If sorting is desired it can be added by wrapping the last formula in QUERY which supports ordering by any column without disturbing the headings. In the following example the results are sorted by Name:

=LET(
   Σ,LAMBDA(x, QUERY(x,"WHERE Col1<>''")),
   a,Σ(Sheet1!A1:C), b,Σ(Sheet1!A1:C),
   Δ,LAMBDA(x,y, INDEX(VLOOKUP(x,y, 
       SEQUENCE(1,COLUMNS(y)-1,2),0))),
   QUERY(BYROW(UNIQUE(INDEX({a;b},,1)), LAMBDA(r, 
       IFNA({r, Δ(r,a), Δ(r,b)}))),
       "ORDER BY Col1 ASC",1))

Explanation

  1. LET allows storing values and calculations.
  2. rangeA and rangeB are your two data ranges including headings.
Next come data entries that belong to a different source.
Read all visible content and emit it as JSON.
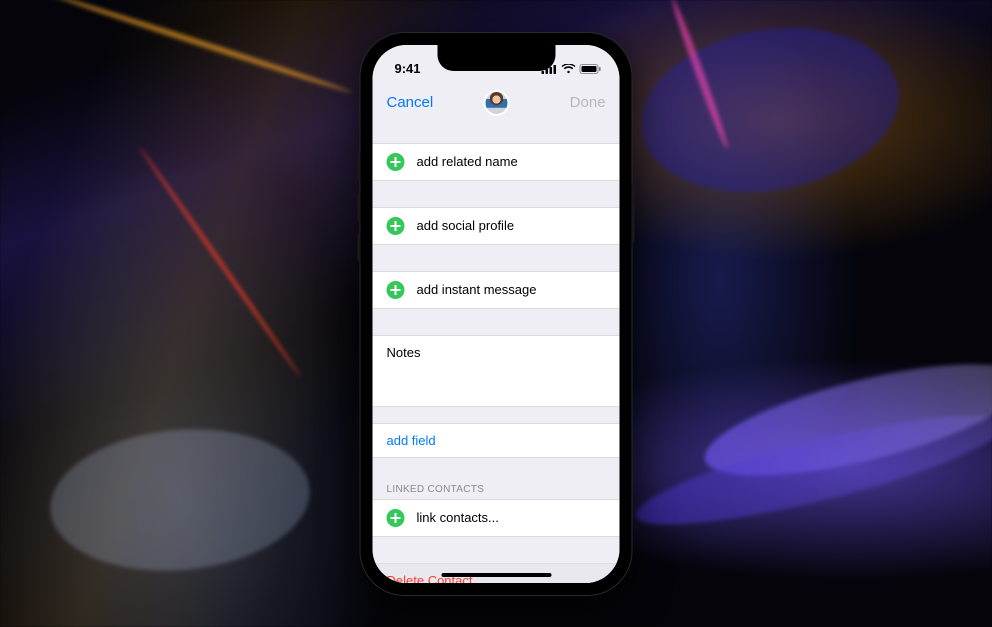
{
  "status": {
    "time": "9:41"
  },
  "nav": {
    "cancel": "Cancel",
    "done": "Done"
  },
  "rows": {
    "related": "add related name",
    "social": "add social profile",
    "im": "add instant message",
    "notes": "Notes",
    "addfield": "add field",
    "link": "link contacts...",
    "delete": "Delete Contact"
  },
  "sections": {
    "linked": "LINKED CONTACTS"
  }
}
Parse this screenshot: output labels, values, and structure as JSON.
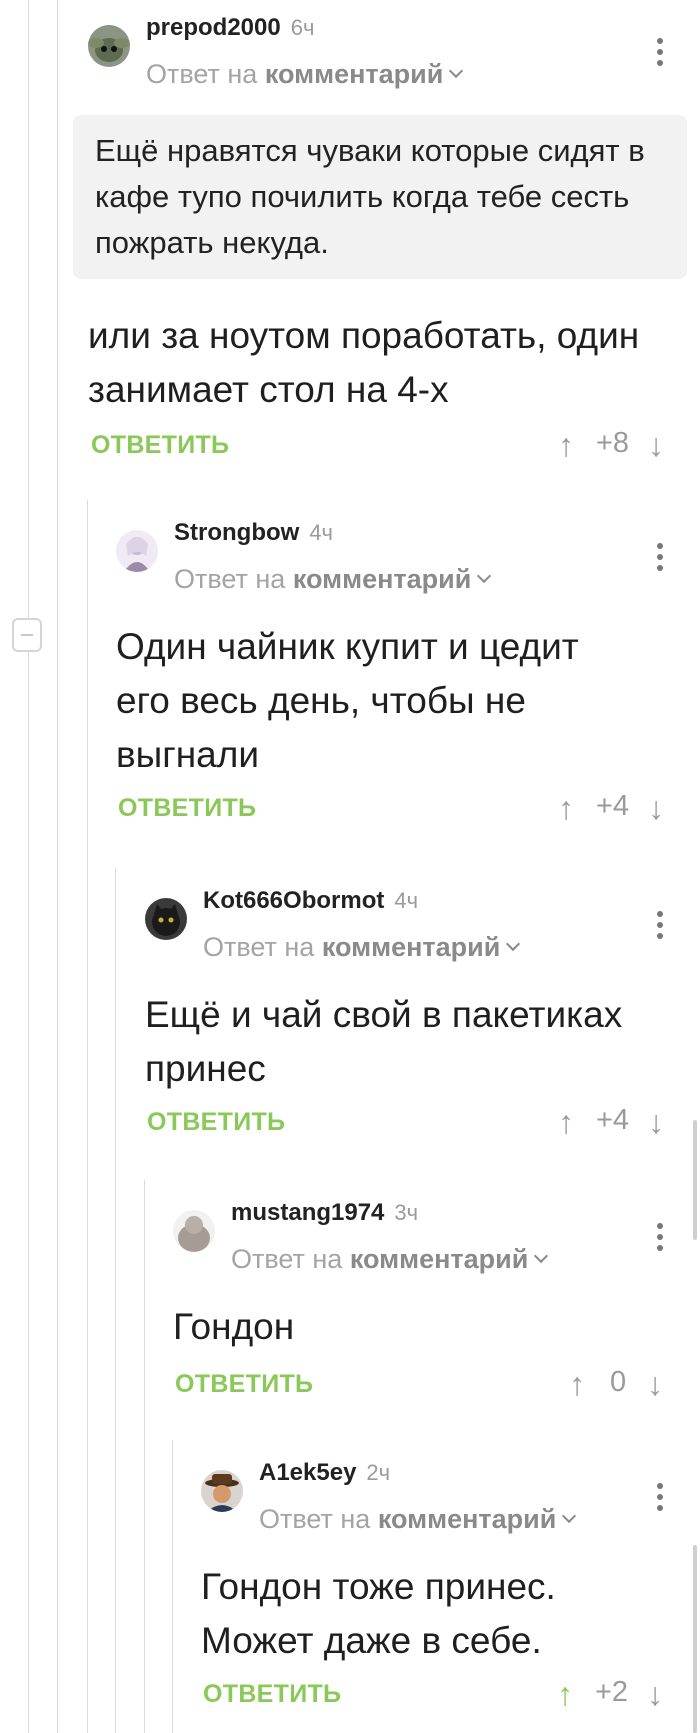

They can be different dimensions but the first column must be the index/ID column (Name in your example).
  3. Σ stores a LAMBDA function to filter blank rows out of the ranges. This is simply done to reuse the same formula more than once. It accepts one argument x which can be a range (or array).
  4. a and b respectively store the results of applying the function Σ to one of the ranges to remove blank rows.
  5. Δ is a second LAMBDA function it accepts two arguments x and y, where x is a single Name and y is an array where the first column contains Names. A LAMBDA is used again to reuse the code for the two arrays a and b rather than duplicating it.
    1. The VLOOKUP is used to locate the row containing x in the array y. It is placed within an array function INDEX so that multiple values can be returned from the same row with a single formula.
    2. SEQUENCE is used to return an array of columns for VLOOKUP's index argument. The array is 1 row x Columns(y)-1 columns (because we don't need the Names column) and the numbering starts at 2 (second column, skipping Names).
  6. LET's final argument is the formula whose result is actually returned. BYROW passes each unique value from the Names column of the two arrays, one by one into a LAMBDA that stores the current Name in n. INDEX is used to grab the first column.
  7. The LAMBDA's formula, for each n passed in, returns an array made by combining n in the first column with the array values (columns) returned by Δ for each of a and b.
  8. Version with Sort
    The second version incorporates a sort using QUERY in order to leave the headings undisturbed.